The findings in our cohort of AGS probands and family members identify a concerning and potentially devastating complication of this disorder. Vascular anomalies and events have resulted in significant morbidity and mortality in AGS, with vascular accidents accounting for 34% of the mortality in this population. These defects are dynamic and may manifest at any age. Further studies are needed to identify the true prevalence of vascular abnormalities in this population and to determine whether presymptomatic screening is possible and/or warranted.
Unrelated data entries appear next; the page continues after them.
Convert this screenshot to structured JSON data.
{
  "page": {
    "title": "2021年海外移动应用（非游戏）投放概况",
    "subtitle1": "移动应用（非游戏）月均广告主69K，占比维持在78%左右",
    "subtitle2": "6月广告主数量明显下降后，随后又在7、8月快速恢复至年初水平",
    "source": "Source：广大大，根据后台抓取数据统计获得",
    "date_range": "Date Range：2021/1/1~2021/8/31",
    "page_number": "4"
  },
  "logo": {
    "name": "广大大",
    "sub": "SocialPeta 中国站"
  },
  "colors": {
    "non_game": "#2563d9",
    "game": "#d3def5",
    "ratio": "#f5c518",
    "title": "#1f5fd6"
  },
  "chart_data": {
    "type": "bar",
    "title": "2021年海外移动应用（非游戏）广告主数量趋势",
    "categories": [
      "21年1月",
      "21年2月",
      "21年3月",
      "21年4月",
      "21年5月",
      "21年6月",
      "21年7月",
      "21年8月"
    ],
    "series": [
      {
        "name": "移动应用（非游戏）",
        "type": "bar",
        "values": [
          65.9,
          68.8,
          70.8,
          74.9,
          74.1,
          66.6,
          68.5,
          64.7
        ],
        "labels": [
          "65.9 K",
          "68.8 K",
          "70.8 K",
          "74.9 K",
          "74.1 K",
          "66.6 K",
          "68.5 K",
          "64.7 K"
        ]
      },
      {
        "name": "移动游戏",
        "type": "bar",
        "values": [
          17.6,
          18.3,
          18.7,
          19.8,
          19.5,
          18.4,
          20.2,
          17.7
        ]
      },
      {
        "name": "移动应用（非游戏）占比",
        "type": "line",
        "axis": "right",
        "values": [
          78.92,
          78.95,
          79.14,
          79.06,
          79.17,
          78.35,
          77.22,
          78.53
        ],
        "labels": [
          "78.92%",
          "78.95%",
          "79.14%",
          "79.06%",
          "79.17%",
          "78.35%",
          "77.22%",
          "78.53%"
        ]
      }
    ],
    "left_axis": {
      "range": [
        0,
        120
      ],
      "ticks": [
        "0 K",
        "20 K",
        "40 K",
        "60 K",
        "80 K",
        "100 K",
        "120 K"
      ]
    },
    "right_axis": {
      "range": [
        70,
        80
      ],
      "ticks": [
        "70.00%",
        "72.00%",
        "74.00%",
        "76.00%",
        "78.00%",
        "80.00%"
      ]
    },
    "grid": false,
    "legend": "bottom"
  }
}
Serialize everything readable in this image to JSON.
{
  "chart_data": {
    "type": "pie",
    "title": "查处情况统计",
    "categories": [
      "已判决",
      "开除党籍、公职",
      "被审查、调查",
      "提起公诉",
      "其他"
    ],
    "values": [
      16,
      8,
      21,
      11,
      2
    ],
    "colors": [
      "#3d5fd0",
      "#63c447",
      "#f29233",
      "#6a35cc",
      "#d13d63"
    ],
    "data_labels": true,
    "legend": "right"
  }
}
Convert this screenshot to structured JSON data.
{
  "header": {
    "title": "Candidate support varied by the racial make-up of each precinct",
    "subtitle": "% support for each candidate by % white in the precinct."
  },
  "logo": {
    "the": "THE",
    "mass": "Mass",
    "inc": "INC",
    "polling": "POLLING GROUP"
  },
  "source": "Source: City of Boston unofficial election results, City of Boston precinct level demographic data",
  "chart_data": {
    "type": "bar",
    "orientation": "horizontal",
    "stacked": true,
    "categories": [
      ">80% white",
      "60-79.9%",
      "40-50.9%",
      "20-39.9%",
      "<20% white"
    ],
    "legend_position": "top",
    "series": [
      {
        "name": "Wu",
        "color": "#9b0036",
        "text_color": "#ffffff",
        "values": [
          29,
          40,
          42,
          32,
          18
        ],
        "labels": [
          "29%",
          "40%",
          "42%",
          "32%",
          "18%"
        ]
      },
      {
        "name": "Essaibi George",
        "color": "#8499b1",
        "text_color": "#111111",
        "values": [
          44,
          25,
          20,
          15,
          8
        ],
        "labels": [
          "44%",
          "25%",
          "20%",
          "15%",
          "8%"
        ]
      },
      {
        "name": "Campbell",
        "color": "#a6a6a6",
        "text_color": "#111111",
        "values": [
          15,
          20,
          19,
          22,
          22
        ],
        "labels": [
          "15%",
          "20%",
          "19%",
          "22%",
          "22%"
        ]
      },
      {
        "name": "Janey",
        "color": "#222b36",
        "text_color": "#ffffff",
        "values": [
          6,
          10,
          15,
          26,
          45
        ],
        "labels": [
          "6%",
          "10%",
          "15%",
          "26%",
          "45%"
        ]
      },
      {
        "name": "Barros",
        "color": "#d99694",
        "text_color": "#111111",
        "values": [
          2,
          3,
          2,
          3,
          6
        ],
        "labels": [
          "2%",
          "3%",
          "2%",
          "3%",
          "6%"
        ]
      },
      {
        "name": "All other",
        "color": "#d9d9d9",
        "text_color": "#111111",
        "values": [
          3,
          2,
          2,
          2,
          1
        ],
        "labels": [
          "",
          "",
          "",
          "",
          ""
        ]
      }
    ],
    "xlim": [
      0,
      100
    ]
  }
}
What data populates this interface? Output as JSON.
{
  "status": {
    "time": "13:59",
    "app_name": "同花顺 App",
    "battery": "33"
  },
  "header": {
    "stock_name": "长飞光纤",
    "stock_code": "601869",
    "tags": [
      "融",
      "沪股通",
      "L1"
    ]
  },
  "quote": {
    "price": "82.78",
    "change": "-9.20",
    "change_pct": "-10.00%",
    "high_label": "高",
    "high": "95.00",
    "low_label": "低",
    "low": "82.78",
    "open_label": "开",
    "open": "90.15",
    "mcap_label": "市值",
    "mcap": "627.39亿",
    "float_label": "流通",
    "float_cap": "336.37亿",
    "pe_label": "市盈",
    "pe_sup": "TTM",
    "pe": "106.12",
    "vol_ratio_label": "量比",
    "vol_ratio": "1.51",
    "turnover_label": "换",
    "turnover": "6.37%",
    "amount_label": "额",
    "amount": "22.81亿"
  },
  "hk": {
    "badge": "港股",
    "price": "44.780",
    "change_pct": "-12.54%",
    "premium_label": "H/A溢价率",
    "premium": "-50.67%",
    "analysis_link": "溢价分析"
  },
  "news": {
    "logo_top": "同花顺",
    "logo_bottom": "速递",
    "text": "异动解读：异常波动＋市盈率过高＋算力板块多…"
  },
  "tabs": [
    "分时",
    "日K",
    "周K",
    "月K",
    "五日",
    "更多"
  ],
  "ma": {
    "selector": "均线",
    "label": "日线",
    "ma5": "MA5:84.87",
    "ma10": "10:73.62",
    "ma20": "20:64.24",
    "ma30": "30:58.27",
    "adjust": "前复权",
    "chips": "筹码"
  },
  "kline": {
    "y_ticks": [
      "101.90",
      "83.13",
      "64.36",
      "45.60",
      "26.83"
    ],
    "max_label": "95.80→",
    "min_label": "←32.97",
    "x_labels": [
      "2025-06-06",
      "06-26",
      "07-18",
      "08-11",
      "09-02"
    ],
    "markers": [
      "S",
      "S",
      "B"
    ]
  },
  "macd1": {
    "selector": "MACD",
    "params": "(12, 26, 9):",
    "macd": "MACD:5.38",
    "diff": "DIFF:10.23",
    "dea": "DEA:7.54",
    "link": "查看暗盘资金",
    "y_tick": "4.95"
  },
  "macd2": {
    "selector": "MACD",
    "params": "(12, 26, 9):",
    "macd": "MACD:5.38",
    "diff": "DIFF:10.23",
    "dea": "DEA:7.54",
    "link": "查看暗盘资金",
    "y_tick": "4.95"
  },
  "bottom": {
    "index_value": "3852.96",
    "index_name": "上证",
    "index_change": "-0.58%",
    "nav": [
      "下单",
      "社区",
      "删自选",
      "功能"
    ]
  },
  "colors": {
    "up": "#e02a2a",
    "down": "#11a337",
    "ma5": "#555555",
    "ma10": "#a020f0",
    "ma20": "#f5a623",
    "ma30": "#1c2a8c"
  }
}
Given the data presented in this report and previous case reports, it would seem to be prudent to aggressively evaluate individuals with AGS for vascular involvement if concerning symptoms are present (ie, neurological deficits, persistent headaches, hypertension, etc). We have also reviewed the body of evidence supporting a role for JAG1 and the Notch signaling pathway in vascular development and suggest that vasculopathy is the primary abnormality in AGS and may explain the multisystemic phenotype.